The pressure head P/γ will vary for each fluid due to different specific weights.
2. Case (a): Water
Step 2.1: Calculate the specific weight of water
γwater = ρwater × g = 1000 kg/m³ × 9.81 m/s² = 9810 N/m³
Step 2.2: Calculate the pressure head
Pressure head = P/γwater = 28000 N/m² ÷ 9810 N/m³ = 2.854 m
Step 2.3: Calculate the total energy head
Ewater = P/γwater + V²/(2g) + Z
Ewater = 2.854 m + 0.294 m + 4 m = 7.148 m
3. Case (b): Oil (Specific Gravity = 0.82)
Step 3.1: Calculate the specific weight of oil
γoil = S.G. × γwater = 0.82 × 9810 N/m³ = 8044.2 N/m³
Step 3.2: Calculate the pressure head
Pressure head = P/γoil = 28000 N/m² ÷ 8044.2 N/m³ = 3.480 m
Step 3.3: Calculate the total energy head
Eoil = P/γoil + V²/(2g) + Z
Eoil = 3.480 m + 0.294 m + 4 m = 7.774 m
4. Case (c): Gas (Specific Weight = 6.4 N/m³)

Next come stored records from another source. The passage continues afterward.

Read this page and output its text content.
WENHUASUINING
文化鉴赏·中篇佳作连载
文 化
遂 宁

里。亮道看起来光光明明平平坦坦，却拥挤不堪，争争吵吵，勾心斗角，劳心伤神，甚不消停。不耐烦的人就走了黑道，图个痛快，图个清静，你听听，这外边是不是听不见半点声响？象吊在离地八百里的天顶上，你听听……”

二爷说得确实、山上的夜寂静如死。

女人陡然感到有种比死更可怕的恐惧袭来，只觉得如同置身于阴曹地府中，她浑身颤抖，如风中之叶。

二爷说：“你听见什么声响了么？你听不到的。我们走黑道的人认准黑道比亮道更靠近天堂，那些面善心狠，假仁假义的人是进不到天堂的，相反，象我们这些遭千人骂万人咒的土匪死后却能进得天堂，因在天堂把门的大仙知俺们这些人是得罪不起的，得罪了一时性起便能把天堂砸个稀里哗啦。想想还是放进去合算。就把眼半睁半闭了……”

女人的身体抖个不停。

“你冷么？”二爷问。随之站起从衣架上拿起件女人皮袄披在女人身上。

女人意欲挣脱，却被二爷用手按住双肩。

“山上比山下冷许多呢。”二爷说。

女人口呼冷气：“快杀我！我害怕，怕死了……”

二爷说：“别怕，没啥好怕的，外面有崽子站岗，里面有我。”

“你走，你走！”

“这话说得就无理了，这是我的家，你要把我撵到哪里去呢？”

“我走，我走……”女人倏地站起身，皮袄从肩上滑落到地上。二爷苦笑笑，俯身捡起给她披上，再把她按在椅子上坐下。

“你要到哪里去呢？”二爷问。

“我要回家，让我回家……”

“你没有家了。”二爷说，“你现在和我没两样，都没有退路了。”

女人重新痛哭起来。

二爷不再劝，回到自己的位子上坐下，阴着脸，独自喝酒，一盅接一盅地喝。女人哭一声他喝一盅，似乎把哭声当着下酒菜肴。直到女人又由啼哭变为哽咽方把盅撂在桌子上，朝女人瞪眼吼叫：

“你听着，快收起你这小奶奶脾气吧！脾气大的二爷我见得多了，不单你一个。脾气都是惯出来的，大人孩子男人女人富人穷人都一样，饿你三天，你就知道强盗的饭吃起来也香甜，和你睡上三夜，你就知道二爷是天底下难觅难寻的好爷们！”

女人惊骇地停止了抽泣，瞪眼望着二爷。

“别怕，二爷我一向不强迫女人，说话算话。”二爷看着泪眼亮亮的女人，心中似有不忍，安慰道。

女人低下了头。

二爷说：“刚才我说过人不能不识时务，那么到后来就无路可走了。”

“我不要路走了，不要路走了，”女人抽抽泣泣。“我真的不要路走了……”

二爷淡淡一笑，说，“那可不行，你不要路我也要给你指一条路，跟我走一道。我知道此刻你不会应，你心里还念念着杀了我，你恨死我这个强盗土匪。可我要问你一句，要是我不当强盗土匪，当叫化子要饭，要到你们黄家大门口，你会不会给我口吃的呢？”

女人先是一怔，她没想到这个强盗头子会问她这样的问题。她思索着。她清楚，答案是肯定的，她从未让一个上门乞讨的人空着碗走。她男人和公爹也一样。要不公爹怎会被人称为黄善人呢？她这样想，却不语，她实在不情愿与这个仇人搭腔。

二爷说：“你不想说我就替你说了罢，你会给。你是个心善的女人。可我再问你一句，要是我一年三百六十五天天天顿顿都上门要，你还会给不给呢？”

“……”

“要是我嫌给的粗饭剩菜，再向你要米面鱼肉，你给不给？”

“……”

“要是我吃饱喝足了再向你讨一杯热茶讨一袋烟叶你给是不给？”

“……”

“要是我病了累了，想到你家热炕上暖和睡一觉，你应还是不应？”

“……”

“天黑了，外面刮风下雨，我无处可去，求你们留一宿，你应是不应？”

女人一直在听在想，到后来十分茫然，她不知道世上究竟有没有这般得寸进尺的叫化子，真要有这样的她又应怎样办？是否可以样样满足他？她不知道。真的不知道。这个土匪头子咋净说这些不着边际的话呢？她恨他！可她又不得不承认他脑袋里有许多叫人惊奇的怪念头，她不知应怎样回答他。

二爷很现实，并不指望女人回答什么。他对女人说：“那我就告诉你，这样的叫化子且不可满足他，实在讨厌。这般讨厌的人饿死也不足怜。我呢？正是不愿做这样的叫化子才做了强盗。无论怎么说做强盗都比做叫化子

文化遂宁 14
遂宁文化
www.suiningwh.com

Step 4.1: Use the given specific weight of gas
γgas = 6.4 N/m³
Step 4.2: Calculate the pressure head
Pressure head = P/γgas = 28000 N/m² ÷ 6.4 N/m³ = 4375 m
Step 4.3: Calculate the total energy head
Egas = P/γgas + V²/(2g) + Z
Egas = 4375 m + 0.294 m + 4 m = 4379.294 m
5. Comparison of Results
Note: The scale for gas is broken as the value is much larger than for water and oil.
Physical Interpretation
The results demonstrate several important physical principles:
- Inverse relationship between specific weight and pressure head: As the specific weight of the fluid decreases (from water to oil to gas), the pressure head increases dramatically.
- Constant components: The velocity head and elevation head remain the same for all fluids as they are independent of fluid properties.
- Gas vs. Liquids: The total energy head for the gas (4379.3 m) is significantly higher than for liquids (7.15 m for water and 7.77 m for oil) due to the much lower specific weight of gas.
- Practical implications: The higher energy head in gas systems means that pressure energy is converted to a much greater equivalent height, which explains why gas can easily travel long distances in pipelines with relatively small pressure differences.
- Engineering considerations: When designing systems with different fluids, engineers must account for these differences in energy heads to ensure proper system performance.
Conclusion
We have calculated the total energy head for three different fluids flowing in the same pipe with identical conditions of pressure, velocity, and elevation:
- For water (γ = 9810 N/m³): E = 7.15 m
- For oil with specific gravity 0.82 (γ = 8044.2 N/m³): E = 7.77 m
- For gas (γ = 6.4 N/m³): E = 4379.3 m
The variation in total energy head is primarily due to differences in the pressure head component, which depends inversely on the specific weight of the fluid. The velocity head and elevation head remain constant for all fluids under the given conditions.